O processo concluiu que provavelmente não era Avastin a substância injetada – ou que, a ser, estava contaminada -, mas o caso colocou à vista de todos outra realidade pouco conhecida à data: o Avastin (bevacizumab) era – e é – correntemente utilizado no tratamento da degenerescência macular da idade, uma condição que provoca cegueira, apesar de só estar aprovado para o tratamento de cancros metastáticos. Mais: para a doença em questão, há um fármaco aprovado, o Lucentis (ranibizumabe). E, por isso, pergunta-se: por que usar off-label quando se pode usar on-label? A razão é só uma – e de peso: o preço.

“O on-label é 40 vezes mais caro. E há estudos disponíveis que mostram que a segurança e a eficácia dos dois medicamentos são idênticas”, especifica a oftalmologista Leonor Duarte Almeida. Apesar de tudo, por cá, o paciente tem sempre escolha. “No privado praticamente só fazemos off-label porque é mais barato e as pessoas, perante a nossa explicação da equivalência, preferem pagar menos.”

No Serviço Nacional de Saúde, são ambos utilizados e, mesmo não pagando diretamente, o paciente pode decidir qual deseja fazer e o médico tem também liberdade de escolha a nível da recomendação que faz. Ou, pelo menos, tem tido até agora. “Os custos do on-label são gigantescos. Será que, de futuro, com a questão da sustentabilidade do Sistema Nacional de Saúde, não pode vir a existir pressão das administrações para usar o medicamento mais barato?”, pergunta a oftalmologista.

Os deveres éticos do médico perante o paciente implicam sempre um esclarecimento sobre o diagnóstico, prognóstico e terapêutica e, no caso do uso de medicamentos fora das indicações aprovadas, é necessário um consentimento informado, verbal ou escrito, dependendo dos casos.

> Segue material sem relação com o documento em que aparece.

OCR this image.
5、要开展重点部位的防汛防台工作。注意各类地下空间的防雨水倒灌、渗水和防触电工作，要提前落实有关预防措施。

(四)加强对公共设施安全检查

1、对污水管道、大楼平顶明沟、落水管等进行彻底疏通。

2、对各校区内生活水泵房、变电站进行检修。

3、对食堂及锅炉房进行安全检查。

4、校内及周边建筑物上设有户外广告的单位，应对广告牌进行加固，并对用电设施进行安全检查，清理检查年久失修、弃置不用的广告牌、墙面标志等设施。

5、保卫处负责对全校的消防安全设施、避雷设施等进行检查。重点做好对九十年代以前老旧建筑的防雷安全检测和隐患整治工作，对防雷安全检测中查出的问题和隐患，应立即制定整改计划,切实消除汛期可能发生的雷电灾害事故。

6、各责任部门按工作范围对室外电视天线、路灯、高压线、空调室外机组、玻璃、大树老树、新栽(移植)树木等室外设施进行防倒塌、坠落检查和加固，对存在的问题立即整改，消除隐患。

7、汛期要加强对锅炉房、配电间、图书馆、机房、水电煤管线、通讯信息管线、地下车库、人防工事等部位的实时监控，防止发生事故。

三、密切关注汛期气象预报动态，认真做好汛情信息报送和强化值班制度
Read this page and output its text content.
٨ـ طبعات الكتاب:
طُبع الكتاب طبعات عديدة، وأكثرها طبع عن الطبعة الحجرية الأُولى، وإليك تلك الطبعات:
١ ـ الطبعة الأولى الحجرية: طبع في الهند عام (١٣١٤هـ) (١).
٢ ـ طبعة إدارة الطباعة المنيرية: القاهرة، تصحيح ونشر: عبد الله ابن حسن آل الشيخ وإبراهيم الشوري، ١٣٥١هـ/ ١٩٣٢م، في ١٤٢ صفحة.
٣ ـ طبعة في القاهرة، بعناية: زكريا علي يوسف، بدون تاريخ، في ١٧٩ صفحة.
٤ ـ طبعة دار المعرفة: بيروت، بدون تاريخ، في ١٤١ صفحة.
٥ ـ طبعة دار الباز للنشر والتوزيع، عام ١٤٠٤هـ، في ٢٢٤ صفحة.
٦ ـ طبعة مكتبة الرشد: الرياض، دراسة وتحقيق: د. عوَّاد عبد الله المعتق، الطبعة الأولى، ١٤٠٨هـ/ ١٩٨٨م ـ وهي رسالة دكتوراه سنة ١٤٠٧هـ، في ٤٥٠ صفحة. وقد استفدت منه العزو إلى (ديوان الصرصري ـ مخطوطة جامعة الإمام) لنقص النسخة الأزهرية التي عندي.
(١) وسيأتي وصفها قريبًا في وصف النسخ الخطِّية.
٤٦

O consentimento informado, essencial em procedimentos invasivos, foi precisamente o objeto da tese de doutoramento em Bioética de Leonor Duarte Almeida. A oftalmologista defende que é um aspeto muito importante por haver “uma assimetria entre médico e paciente, no que toca à informação, sendo o objetivo do consentimento diminuir essa assimetria, com respeito pela liberdade de decisão do paciente”. Porque a verdade é que, no fim, embora aconselhado pelos médicos, é sempre ao paciente que cabe a última palavra.